Obviamente que esta notícia gerou escândalo na opinião pública, bastando, para chegar a esta conclusão, passar os olhos pelo microcosmo das redes sociais. Há boas razões para as reacções violentas a que fui assistindo, que sintetizo da seguinte forma:

  1. A idade: um jovem de 21 anos parece, para todos os efeitos, ser demasiado tenro para “prestar apoio político e técnico” a um membro do Governo, conforme determina a lei. Não está aqui em causa o mérito da pessoa em causa, que, aliás, com certeza será muitíssimo elevado; está apenas em jogo a maturidade de vida, psíquica, emocional e intelectual que, a bem ou a mal, só a experiência que vem com a idade permite adquirir. Numa palavra: são responsabilidades demasiado elevadas para um jovem tão novo.
  2. A experiência: o factor idade podia ser de algum modo mitigado se o nomeado apresentasse um currículo altamente qualificado do ponto de vista profissional ou académico. Não é, porém, esse o caso. Felizmente que os nomeados para estes cargos são obrigados por lei a escrever uma nota biográfica que é publicada no DR. Através dela ficamos a perceber que o jovem adjunto, além dos estudos, teve experiências no associativismo, fez um curso breve de contratação pública e um curso de defesa para jovens. Da nota biográfica não se retira, pois, qualquer experiência profissional ou académica relevante ou diferenciadora para o exercício das funções para as quais foi agora nomeado… e por tão elevado preço.

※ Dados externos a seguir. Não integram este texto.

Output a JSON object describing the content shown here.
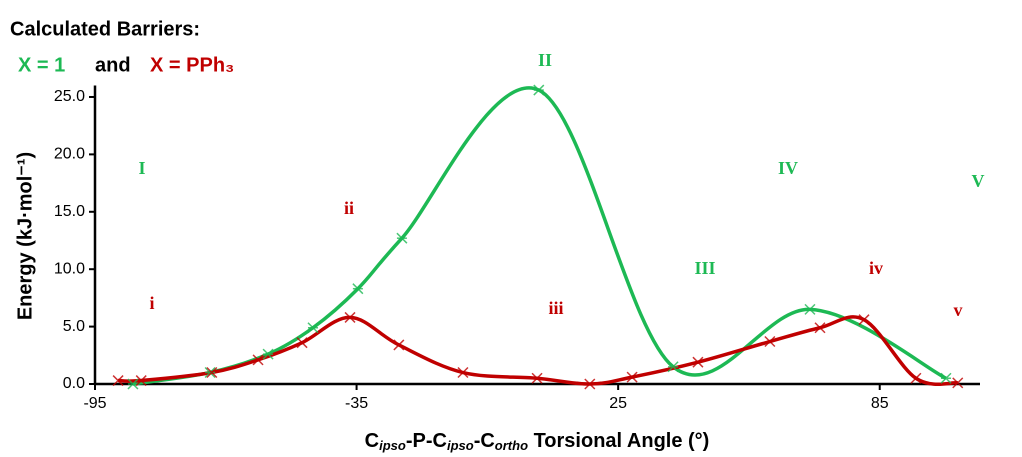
{
  "chart_data": {
    "type": "line",
    "title": "Calculated Barriers:",
    "legend_separator": "and",
    "ylabel": "Energy (kJ·mol⁻¹)",
    "xlabel_parts": [
      {
        "text": "C"
      },
      {
        "text": "ipso",
        "sub": true
      },
      {
        "text": "-P-C"
      },
      {
        "text": "ipso",
        "sub": true
      },
      {
        "text": "-C"
      },
      {
        "text": "ortho",
        "sub": true
      },
      {
        "text": " Torsional Angle (°)"
      }
    ],
    "xlim": [
      -95,
      108
    ],
    "xticks": [
      -95,
      -35,
      25,
      85
    ],
    "ylim": [
      0,
      26
    ],
    "yticks": [
      {
        "value": 0,
        "label": "0.0"
      },
      {
        "value": 5,
        "label": "5.0"
      },
      {
        "value": 10,
        "label": "10.0"
      },
      {
        "value": 15,
        "label": "15.0"
      },
      {
        "value": 20,
        "label": "20.0"
      },
      {
        "value": 25,
        "label": "25.0"
      }
    ],
    "series": [
      {
        "name": "X = 1",
        "color": "#1db954",
        "marker": "star",
        "x": [
          -86.3,
          -68.6,
          -55.3,
          -45,
          -34.7,
          -24.6,
          6.8,
          37.6,
          69,
          100.2
        ],
        "values": [
          0,
          1.0,
          2.6,
          4.9,
          8.3,
          12.7,
          25.6,
          1.5,
          6.5,
          0.5
        ]
      },
      {
        "name": "X = PPh₃",
        "color": "#c00000",
        "marker": "cross",
        "x": [
          -89.7,
          -84.4,
          -68.2,
          -57.6,
          -47.5,
          -36.5,
          -25.3,
          -10.6,
          6.4,
          18.5,
          28.2,
          43.3,
          59.8,
          71.3,
          81.4,
          93.3,
          102.9
        ],
        "values": [
          0.3,
          0.3,
          1.0,
          2.1,
          3.6,
          5.8,
          3.4,
          1.0,
          0.5,
          0,
          0.6,
          1.9,
          3.7,
          4.9,
          5.6,
          0.5,
          0.1
        ]
      }
    ],
    "annotations": [
      {
        "text": "I",
        "color": "#1db954"
      },
      {
        "text": "II",
        "color": "#1db954"
      },
      {
        "text": "III",
        "color": "#1db954"
      },
      {
        "text": "IV",
        "color": "#1db954"
      },
      {
        "text": "V",
        "color": "#1db954"
      },
      {
        "text": "i",
        "color": "#c00000"
      },
      {
        "text": "ii",
        "color": "#c00000"
      },
      {
        "text": "iii",
        "color": "#c00000"
      },
      {
        "text": "iv",
        "color": "#c00000"
      },
      {
        "text": "v",
        "color": "#c00000"
      }
    ]
  }
}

  3. O salário: o vencimento que o adjunto ganhará, apesar de tabelado, é, em rigor, muito superior ao salário de qualquer pessoa que, com a mesma idade e experiência, ingresse na função pública em qualquer das suas carreiras. Aliás, muito superior ao que a maioria dos jovens (bem para lá dos 21 anos) recebe, a acreditar num estudo da Fundação Calouste Gulbenkian deste ano que concluía que os jovens recebem salários cada vez mais próximos do salário mínimo. Só para se ter uma ideia, um interno (mais velho do que o novo adjunto), ao ingressar na carreira médica, tem como salário bruto 1585,26 €; um assistente graduado no topo da sua carreira tem um vencimento bruto de 3665,15 €. Se formos aos professores, a história repete-se e agrava-se: um docente no 1.º escalão recebe 1535,90 € brutos e, mesmo que chegue ao último escalão (o 10.º), não ganhará mais do que o adjunto da ministra.

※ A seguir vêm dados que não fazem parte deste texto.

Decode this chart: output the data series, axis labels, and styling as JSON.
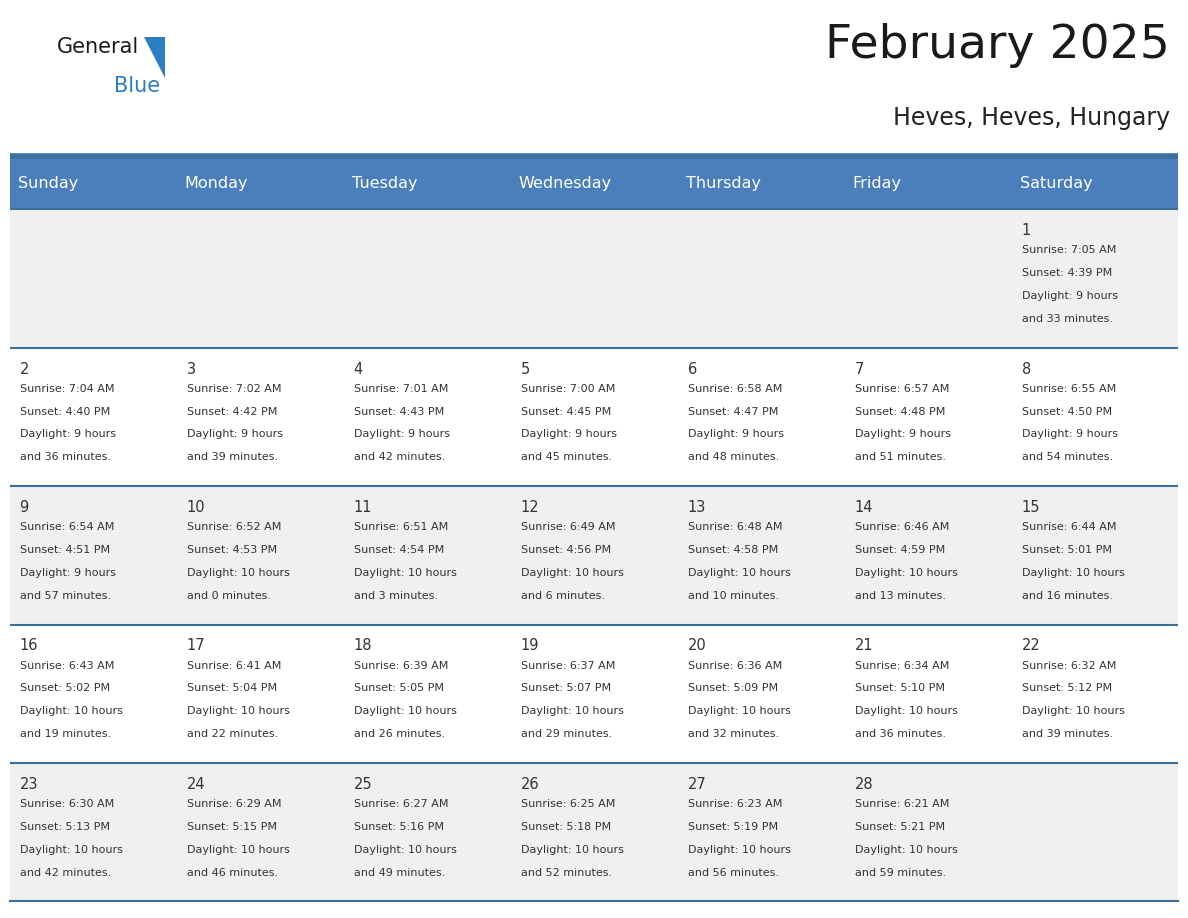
{
  "title": "February 2025",
  "subtitle": "Heves, Heves, Hungary",
  "days_of_week": [
    "Sunday",
    "Monday",
    "Tuesday",
    "Wednesday",
    "Thursday",
    "Friday",
    "Saturday"
  ],
  "header_bg": "#4a7fbb",
  "header_text": "#ffffff",
  "row_bg_odd": "#f0f0f0",
  "row_bg_even": "#ffffff",
  "border_color": "#3a6fa0",
  "day_number_color": "#333333",
  "info_text_color": "#333333",
  "title_color": "#1a1a1a",
  "subtitle_color": "#222222",
  "logo_general_color": "#1a1a1a",
  "logo_blue_color": "#2a7fc4",
  "calendar_data": [
    {
      "day": 1,
      "col": 6,
      "row": 0,
      "sunrise": "7:05 AM",
      "sunset": "4:39 PM",
      "daylight": "9 hours and 33 minutes."
    },
    {
      "day": 2,
      "col": 0,
      "row": 1,
      "sunrise": "7:04 AM",
      "sunset": "4:40 PM",
      "daylight": "9 hours and 36 minutes."
    },
    {
      "day": 3,
      "col": 1,
      "row": 1,
      "sunrise": "7:02 AM",
      "sunset": "4:42 PM",
      "daylight": "9 hours and 39 minutes."
    },
    {
      "day": 4,
      "col": 2,
      "row": 1,
      "sunrise": "7:01 AM",
      "sunset": "4:43 PM",
      "daylight": "9 hours and 42 minutes."
    },
    {
      "day": 5,
      "col": 3,
      "row": 1,
      "sunrise": "7:00 AM",
      "sunset": "4:45 PM",
      "daylight": "9 hours and 45 minutes."
    },
    {
      "day": 6,
      "col": 4,
      "row": 1,
      "sunrise": "6:58 AM",
      "sunset": "4:47 PM",
      "daylight": "9 hours and 48 minutes."
    },
    {
      "day": 7,
      "col": 5,
      "row": 1,
      "sunrise": "6:57 AM",
      "sunset": "4:48 PM",
      "daylight": "9 hours and 51 minutes."
    },
    {
      "day": 8,
      "col": 6,
      "row": 1,
      "sunrise": "6:55 AM",
      "sunset": "4:50 PM",
      "daylight": "9 hours and 54 minutes."
    },
    {
      "day": 9,
      "col": 0,
      "row": 2,
      "sunrise": "6:54 AM",
      "sunset": "4:51 PM",
      "daylight": "9 hours and 57 minutes."
    },
    {
      "day": 10,
      "col": 1,
      "row": 2,
      "sunrise": "6:52 AM",
      "sunset": "4:53 PM",
      "daylight": "10 hours and 0 minutes."
    },
    {
      "day": 11,
      "col": 2,
      "row": 2,
      "sunrise": "6:51 AM",
      "sunset": "4:54 PM",
      "daylight": "10 hours and 3 minutes."
    },
    {
      "day": 12,
      "col": 3,
      "row": 2,
      "sunrise": "6:49 AM",
      "sunset": "4:56 PM",
      "daylight": "10 hours and 6 minutes."
    },
    {
      "day": 13,
      "col": 4,
      "row": 2,
      "sunrise": "6:48 AM",
      "sunset": "4:58 PM",
      "daylight": "10 hours and 10 minutes."
    },
    {
      "day": 14,
      "col": 5,
      "row": 2,
      "sunrise": "6:46 AM",
      "sunset": "4:59 PM",
      "daylight": "10 hours and 13 minutes."
    },
    {
      "day": 15,
      "col": 6,
      "row": 2,
      "sunrise": "6:44 AM",
      "sunset": "5:01 PM",
      "daylight": "10 hours and 16 minutes."
    },
    {
      "day": 16,
      "col": 0,
      "row": 3,
      "sunrise": "6:43 AM",
      "sunset": "5:02 PM",
      "daylight": "10 hours and 19 minutes."
    },
    {
      "day": 17,
      "col": 1,
      "row": 3,
      "sunrise": "6:41 AM",
      "sunset": "5:04 PM",
      "daylight": "10 hours and 22 minutes."
    },
    {
      "day": 18,
      "col": 2,
      "row": 3,
      "sunrise": "6:39 AM",
      "sunset": "5:05 PM",
      "daylight": "10 hours and 26 minutes."
    },
    {
      "day": 19,
      "col": 3,
      "row": 3,
      "sunrise": "6:37 AM",
      "sunset": "5:07 PM",
      "daylight": "10 hours and 29 minutes."
    },
    {
      "day": 20,
      "col": 4,
      "row": 3,
      "sunrise": "6:36 AM",
      "sunset": "5:09 PM",
      "daylight": "10 hours and 32 minutes."
    },
    {
      "day": 21,
      "col": 5,
      "row": 3,
      "sunrise": "6:34 AM",
      "sunset": "5:10 PM",
      "daylight": "10 hours and 36 minutes."
    },
    {
      "day": 22,
      "col": 6,
      "row": 3,
      "sunrise": "6:32 AM",
      "sunset": "5:12 PM",
      "daylight": "10 hours and 39 minutes."
    },
    {
      "day": 23,
      "col": 0,
      "row": 4,
      "sunrise": "6:30 AM",
      "sunset": "5:13 PM",
      "daylight": "10 hours and 42 minutes."
    },
    {
      "day": 24,
      "col": 1,
      "row": 4,
      "sunrise": "6:29 AM",
      "sunset": "5:15 PM",
      "daylight": "10 hours and 46 minutes."
    },
    {
      "day": 25,
      "col": 2,
      "row": 4,
      "sunrise": "6:27 AM",
      "sunset": "5:16 PM",
      "daylight": "10 hours and 49 minutes."
    },
    {
      "day": 26,
      "col": 3,
      "row": 4,
      "sunrise": "6:25 AM",
      "sunset": "5:18 PM",
      "daylight": "10 hours and 52 minutes."
    },
    {
      "day": 27,
      "col": 4,
      "row": 4,
      "sunrise": "6:23 AM",
      "sunset": "5:19 PM",
      "daylight": "10 hours and 56 minutes."
    },
    {
      "day": 28,
      "col": 5,
      "row": 4,
      "sunrise": "6:21 AM",
      "sunset": "5:21 PM",
      "daylight": "10 hours and 59 minutes."
    }
  ]
}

  4. O partido: segundo o que foi noticiado, o jovem em causa está associada ao Partido Socialista ou, pelo menos, à sua juventude partidária. Não sei nem posso saber se essa circunstância tem ou não alguma relação com a contratação, determinando-a ou auxiliando-a. Sei, todavia, que isso não pode pesar excessivamente nas críticas que se façam. Na verdade, e com excepção dos técnicos especialistas, os membros dos gabinetes do Governo são pessoas da confiança política e tantas vezes pessoal dos respectivos governantes, pelo que não é de estranhar que existam abundantes relações com o PS, como em anteriores governos com o PSD/CDS-PP. Em todo o caso, e estando a maior parte da população excluída destes círculos, percebo bem o clamor de quem julga que um cartão de militante pode criar – e cria – discriminações positivas profundamente injustas para tantos outros com semelhante ou maior mérito.

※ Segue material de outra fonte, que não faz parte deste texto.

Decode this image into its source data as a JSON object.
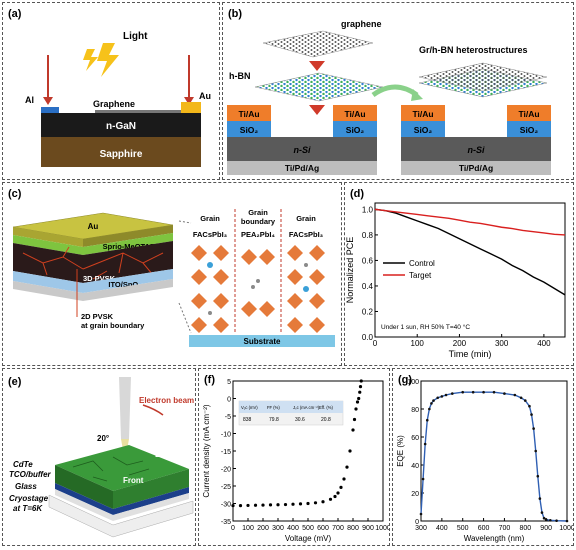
{
  "panel_a": {
    "label": "(a)",
    "light": "Light",
    "al": "Al",
    "au": "Au",
    "graphene": "Graphene",
    "ngan": "n-GaN",
    "sapphire": "Sapphire"
  },
  "panel_b": {
    "label": "(b)",
    "graphene": "graphene",
    "hbn": "h-BN",
    "hetero": "Gr/h-BN heterostructures",
    "tiau": "Ti/Au",
    "sio2": "SiO₂",
    "nsi": "n-Si",
    "tipdag": "Ti/Pd/Ag"
  },
  "panel_c": {
    "label": "(c)",
    "au": "Au",
    "spiro": "Sprio-MeOTAD",
    "pvsk3d": "3D PVSK",
    "ito": "ITO/SnO₂",
    "pvsk2d_1": "2D PVSK",
    "pvsk2d_2": "at grain boundary",
    "grain1": "Grain",
    "grain2": "Grain",
    "boundary": "boundary",
    "grain3": "Grain",
    "facs1": "FACsPbI₃",
    "pea": "PEA₂PbI₄",
    "facs2": "FACsPbI₃",
    "substrate": "Substrate"
  },
  "panel_e": {
    "label": "(e)",
    "ebeam": "Electron beam",
    "back": "Back",
    "front": "Front",
    "angle": "20°",
    "cdte": "CdTe",
    "tco": "TCO/buffer",
    "glass": "Glass",
    "cryo1": "Cryostage",
    "cryo2": "at T=6K"
  },
  "chart_data": [
    {
      "id": "d",
      "label": "(d)",
      "type": "line",
      "xlabel": "Time (min)",
      "ylabel": "Normalized PCE",
      "xlim": [
        0,
        450
      ],
      "ylim": [
        0.0,
        1.05
      ],
      "xticks": [
        0,
        100,
        200,
        300,
        400
      ],
      "yticks": [
        0.0,
        0.2,
        0.4,
        0.6,
        0.8,
        1.0
      ],
      "annotation": "Under 1 sun, RH 50% T=40 °C",
      "legend_placement": "middle-left",
      "series": [
        {
          "name": "Control",
          "color": "#000000",
          "x": [
            0,
            25,
            50,
            75,
            100,
            125,
            150,
            175,
            200,
            225,
            250,
            275,
            300,
            325,
            350,
            375,
            400,
            425,
            450
          ],
          "y": [
            1.0,
            0.99,
            0.97,
            0.94,
            0.91,
            0.88,
            0.85,
            0.81,
            0.77,
            0.73,
            0.69,
            0.65,
            0.61,
            0.56,
            0.52,
            0.47,
            0.43,
            0.38,
            0.33
          ]
        },
        {
          "name": "Target",
          "color": "#d9201f",
          "x": [
            0,
            25,
            50,
            75,
            100,
            125,
            150,
            175,
            200,
            225,
            250,
            275,
            300,
            325,
            350,
            375,
            400,
            425,
            450
          ],
          "y": [
            1.0,
            0.99,
            0.98,
            0.97,
            0.96,
            0.95,
            0.94,
            0.93,
            0.915,
            0.9,
            0.89,
            0.875,
            0.86,
            0.85,
            0.835,
            0.825,
            0.815,
            0.805,
            0.8
          ]
        }
      ]
    },
    {
      "id": "f",
      "label": "(f)",
      "type": "scatter",
      "xlabel": "Voltage (mV)",
      "ylabel": "Current density (mA cm⁻²)",
      "xlim": [
        0,
        1000
      ],
      "ylim": [
        -35,
        5
      ],
      "xticks": [
        0,
        100,
        200,
        300,
        400,
        500,
        600,
        700,
        800,
        900,
        1000
      ],
      "yticks": [
        -35,
        -30,
        -25,
        -20,
        -15,
        -10,
        -5,
        0,
        5
      ],
      "table": {
        "headers": [
          "Vₒc (mV)",
          "FF (%)",
          "Jₛc (mA cm⁻²)",
          "Eff. (%)"
        ],
        "values": [
          "838",
          "79.8",
          "30.6",
          "20.8"
        ]
      },
      "series": [
        {
          "name": "",
          "color": "#000000",
          "x": [
            0,
            50,
            100,
            150,
            200,
            250,
            300,
            350,
            400,
            450,
            500,
            550,
            600,
            650,
            680,
            700,
            720,
            740,
            760,
            780,
            800,
            810,
            820,
            830,
            838,
            845,
            850,
            855
          ],
          "y": [
            -30.6,
            -30.6,
            -30.55,
            -30.5,
            -30.45,
            -30.4,
            -30.35,
            -30.3,
            -30.2,
            -30.1,
            -30.0,
            -29.8,
            -29.5,
            -28.8,
            -28.0,
            -27.0,
            -25.4,
            -23.0,
            -19.6,
            -15.0,
            -9.0,
            -6.0,
            -3.0,
            -1.0,
            0.0,
            1.8,
            3.4,
            5.0
          ]
        }
      ]
    },
    {
      "id": "g",
      "label": "(g)",
      "type": "line",
      "xlabel": "Wavelength (nm)",
      "ylabel": "EQE (%)",
      "xlim": [
        300,
        1000
      ],
      "ylim": [
        0,
        100
      ],
      "xticks": [
        300,
        400,
        500,
        600,
        700,
        800,
        900,
        1000
      ],
      "yticks": [
        0,
        20,
        40,
        60,
        80,
        100
      ],
      "series": [
        {
          "name": "",
          "color": "#2f5fb3",
          "x": [
            300,
            310,
            320,
            330,
            340,
            350,
            360,
            380,
            400,
            420,
            450,
            500,
            550,
            600,
            650,
            700,
            750,
            780,
            800,
            820,
            830,
            840,
            850,
            860,
            870,
            880,
            890,
            900,
            920,
            950,
            1000
          ],
          "y": [
            5,
            30,
            55,
            72,
            80,
            84,
            86,
            88,
            89,
            90,
            91,
            92,
            92,
            92,
            92,
            91,
            90,
            88,
            86,
            82,
            76,
            66,
            50,
            32,
            16,
            6,
            2,
            1,
            0.5,
            0.2,
            0
          ]
        }
      ]
    }
  ]
}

É preciso, a este respeito, sermos francos: a este caso agora descoberto hão-de somar-se centenas de outros por descobrir em muitos gabinetes ministeriais. Basta que se comece a puxar o novelo já que, felizmente, a informação é pública.

Vista e revista toda a história, tenho somente a exprimir um choque e uma preocupação, ambos recorrentes. O choque vai para o facto de ninguém, em todo o Governo, mas principalmente no gabinete da ministra, se ter sentado durante dois segundos para reflectir se esta contratação era, em termos de percepção pública, uma boa ideia. Bastava um pingo de bom senso para concluir que não, mas numa maioria absoluta o bom senso e o bom gosto tende a ser pouco ou nenhum. A preocupação vai para as consequências que este tipo de casos tem para a credibilidade e a confiança dos cidadãos nas instituições democráticas. São estas situações, mal explicadas e vistas como profundamente injustas, que alimentam os populismos que o PS tanto se diz empenhado em combater. É pena que desta vez não o tenha feito!